I took my sample home and I looked at that little Chinese scale on my compound and I looked at my threads and I adjusted it a little more and I noticed it was lookin a little better when I got around to 60 degrees, so I cut some threads there and my nut fit right on it.
I cut a couple samples and went to show my ole friend that I wasn't as dumb as he made me feel.
He looked my threads over and reached into his tool box and handed me a protractor and said go back home and see if you can figure out what to do with that.
Well, I had to do something good with it or spend the rest of my life sitting on a bar stool, so I put my piece of inch and a quarter back in that lathe and went to cutten threads.
The next time I went to town I had a BAT rifle action screwed onto that piece of inch and a quarter shaft. I showed it to a couple friends that had a rifle or two and they thought it looked real good but, I knew there had to be something better.
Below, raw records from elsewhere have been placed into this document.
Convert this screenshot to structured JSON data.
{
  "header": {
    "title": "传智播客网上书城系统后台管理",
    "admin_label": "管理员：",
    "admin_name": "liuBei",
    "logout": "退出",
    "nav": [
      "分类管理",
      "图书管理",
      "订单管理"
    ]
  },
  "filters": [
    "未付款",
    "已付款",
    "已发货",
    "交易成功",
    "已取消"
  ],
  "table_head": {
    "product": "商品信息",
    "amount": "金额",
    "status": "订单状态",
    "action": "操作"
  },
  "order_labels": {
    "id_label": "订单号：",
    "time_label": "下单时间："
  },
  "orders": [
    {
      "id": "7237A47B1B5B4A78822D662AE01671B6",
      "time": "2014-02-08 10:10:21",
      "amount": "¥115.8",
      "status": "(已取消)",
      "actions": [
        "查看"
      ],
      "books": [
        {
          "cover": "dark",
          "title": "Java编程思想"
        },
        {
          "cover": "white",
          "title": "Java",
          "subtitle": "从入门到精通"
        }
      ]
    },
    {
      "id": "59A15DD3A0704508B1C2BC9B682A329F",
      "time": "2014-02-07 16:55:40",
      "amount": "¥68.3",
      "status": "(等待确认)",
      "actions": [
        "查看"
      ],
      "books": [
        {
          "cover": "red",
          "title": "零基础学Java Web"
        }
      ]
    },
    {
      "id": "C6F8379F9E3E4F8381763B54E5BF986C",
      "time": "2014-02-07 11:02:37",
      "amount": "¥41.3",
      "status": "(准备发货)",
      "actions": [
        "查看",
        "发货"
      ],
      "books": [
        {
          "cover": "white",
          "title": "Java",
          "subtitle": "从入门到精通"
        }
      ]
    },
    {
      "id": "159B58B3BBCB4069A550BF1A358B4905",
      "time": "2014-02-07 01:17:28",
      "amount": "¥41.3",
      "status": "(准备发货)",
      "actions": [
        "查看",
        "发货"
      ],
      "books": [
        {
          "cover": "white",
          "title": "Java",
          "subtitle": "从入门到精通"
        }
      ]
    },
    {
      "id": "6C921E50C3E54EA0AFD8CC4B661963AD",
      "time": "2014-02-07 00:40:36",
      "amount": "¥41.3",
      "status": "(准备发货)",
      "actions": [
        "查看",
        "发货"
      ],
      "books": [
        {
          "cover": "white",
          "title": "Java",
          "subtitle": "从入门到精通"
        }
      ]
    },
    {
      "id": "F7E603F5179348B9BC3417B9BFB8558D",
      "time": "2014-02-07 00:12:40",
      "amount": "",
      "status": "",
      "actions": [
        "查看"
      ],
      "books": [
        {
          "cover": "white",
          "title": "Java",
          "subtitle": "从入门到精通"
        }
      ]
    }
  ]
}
I called up a friend of mine down in Missouri and told him what I had here and that I needed to find a way to cut some better threads and he told me about MSC and gave me a part # to a thread cutting tool and I took it from there.
Bill Wylde smithed a Bartlein barrel for me in 2007 that helped me win the Heavy Gun overall at the IBS 1000 yard nationals.
I watched him do some of the work on that barrel before I went home. Bills work reminds me of some of the lessons most of us got recently here on BR central about working off the steady rest & what I had read in Johns book.
I had been in Gordy's shop one day when I showed up early for a shoot and he was telling me he had come up with a new method for working through the headstock and that there was a video available if I ever bought a lathe, our time together there was a lesson in its self.
Later that year I had several barrels needing machined so I went down to N. Carolina to have Leonard Baity do some gun smithing for me. I took a coyote call and a varmint rifle with me so I would have something to do while my barrels were getting done.
I showed up on Friday afternoon and Jonathon was coming down with the flue so I spent all of the weekend and part of the next week polishing barrels and taking lessons from Leonard every chance I could get.
A couple years later I had several barrels sitting in a gunsmiths shop out in Pennsylvania and I had a neighbor that had some barrels needing done too, I asked him if I would buy a lathe could I do some work for him too, he said I could.
I thought it over a while and I called Sid Goodling up to ask him how he would feel about sending my barrels back to me so I could put that money I was about to owe him towards a new lathe. Sid offered some words of encouragement and sent the barrels back to me so I could order my new lathe.
Its not everyday you meet a man that will give up $800.00 worth of work and be nice about it, but, these are the people that I've found here in Benchrest.
I dont mean to try & make this sound like an autobiograghy like a rimfire gunsmith, but, I've spent the last few years trying to get over some bad times & having a lathe in my garage & some friends at the range anywhere in the country has helped keep me going.
Who would have thought I'd have a picture of one of my barrels on Benchrest Central getting compliments like the ones I got today.